Has Tom Corbett 'bottomed out'?
By November 2010, Gov. Ed Rendell's welcome had worn thin with voters. Republican Tom Corbett was the anti-Rendell candidate.
Rendell, a Democrat, never met a tax he didn't like and Corbett pledged not to raise them. But it was more than that. Rendell was ubiquitous, doing two-a-day news conferences by the end of his term. Corbett, the man, was serious, reserved, and looked the part of a prosecutor. (He was the attorney general.)
When Corbett took office as governor, he had to clean up the fiscal mess, starting with a $4.2 billion deficit. He proposed severe cuts in higher education and didn't restore $1 billion in federal stimulus money to basic education. He was absorbed in the budget that first year and there was a perception — disputed by his spokesman — that Corbett had become a recluse. Information from the administration seemed guarded and announced only when locked in, like a grand jury indictment. Top Republican fundraisers met with the governor to express their concern that there wasn't enough good news out there about him.

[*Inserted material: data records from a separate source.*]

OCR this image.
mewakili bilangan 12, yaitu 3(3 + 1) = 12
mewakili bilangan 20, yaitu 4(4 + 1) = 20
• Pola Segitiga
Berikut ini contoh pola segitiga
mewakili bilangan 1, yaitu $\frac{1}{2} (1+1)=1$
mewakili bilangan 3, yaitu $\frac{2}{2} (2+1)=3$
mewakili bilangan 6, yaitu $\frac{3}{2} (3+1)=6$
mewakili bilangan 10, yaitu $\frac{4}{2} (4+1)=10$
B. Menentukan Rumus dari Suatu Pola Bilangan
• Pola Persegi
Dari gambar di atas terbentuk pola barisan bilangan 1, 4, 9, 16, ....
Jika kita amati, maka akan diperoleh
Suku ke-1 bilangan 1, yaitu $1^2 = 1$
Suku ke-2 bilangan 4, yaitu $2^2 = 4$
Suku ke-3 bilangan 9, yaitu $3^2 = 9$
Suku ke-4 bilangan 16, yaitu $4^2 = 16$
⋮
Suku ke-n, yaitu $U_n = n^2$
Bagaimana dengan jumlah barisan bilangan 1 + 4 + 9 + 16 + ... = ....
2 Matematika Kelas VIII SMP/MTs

After a rough ride over the Penn State scandal — despite launching the investigation that nailed serial predator Jerry Sandusky — some insiders wondered whether he would even seek re-election.
Corbett has since signaled that he will.
But his poll numbers were, to put it mildly, in the tank. A Franklin & Marshall poll last week showed the lowest job approval of his tenure.
With the assistance of power lawyer and ex-Navy Capt. Steve Aichele, as Corbett's new chief of staff, things have slowly been changing over the past few months. Corbett in January announced he was suing the NCAA in an effort to lift the sanctions it imposed on Penn State after the Freeh report highlighted the culture of silence among top PSU officials that let Sandusky continue to prowl for victims.
Sure, the lawsuit was heavily criticized as political. It's a long shot. But if it gets past the stage of being dismissed, Corbett will have “discovery” to root out NCAA records and leverage to negotiate.
His proposed 2013-14 budget was a kinder, gentler version of the previous two years with a basic ed boost, some increases for human services, more money for state police, more for adults with intellectual disabilities. He seemed to be out more, selling the plan.
He still has Attorney General Kathleen Kane's investigation of his handling of the Sandusky case as a potential political liability down the road.
But John Micek, in a column in The Patriot-News of Harrisburg, wrote that while it's “too early to herald the arrival of Tom Corbett 2.0,” his “raised public profile is a sign the administration is losing its allergy to the crucial grunt work of retail politics.”
Clearly, there's been a change. Critics say it is his re-election mode for 2014. Or maybe it's easier to loosen up, free of that awful first budget quagmire.
It's just a theory but Corbett might have bottomed out. And better poll numbers could follow this latest budget.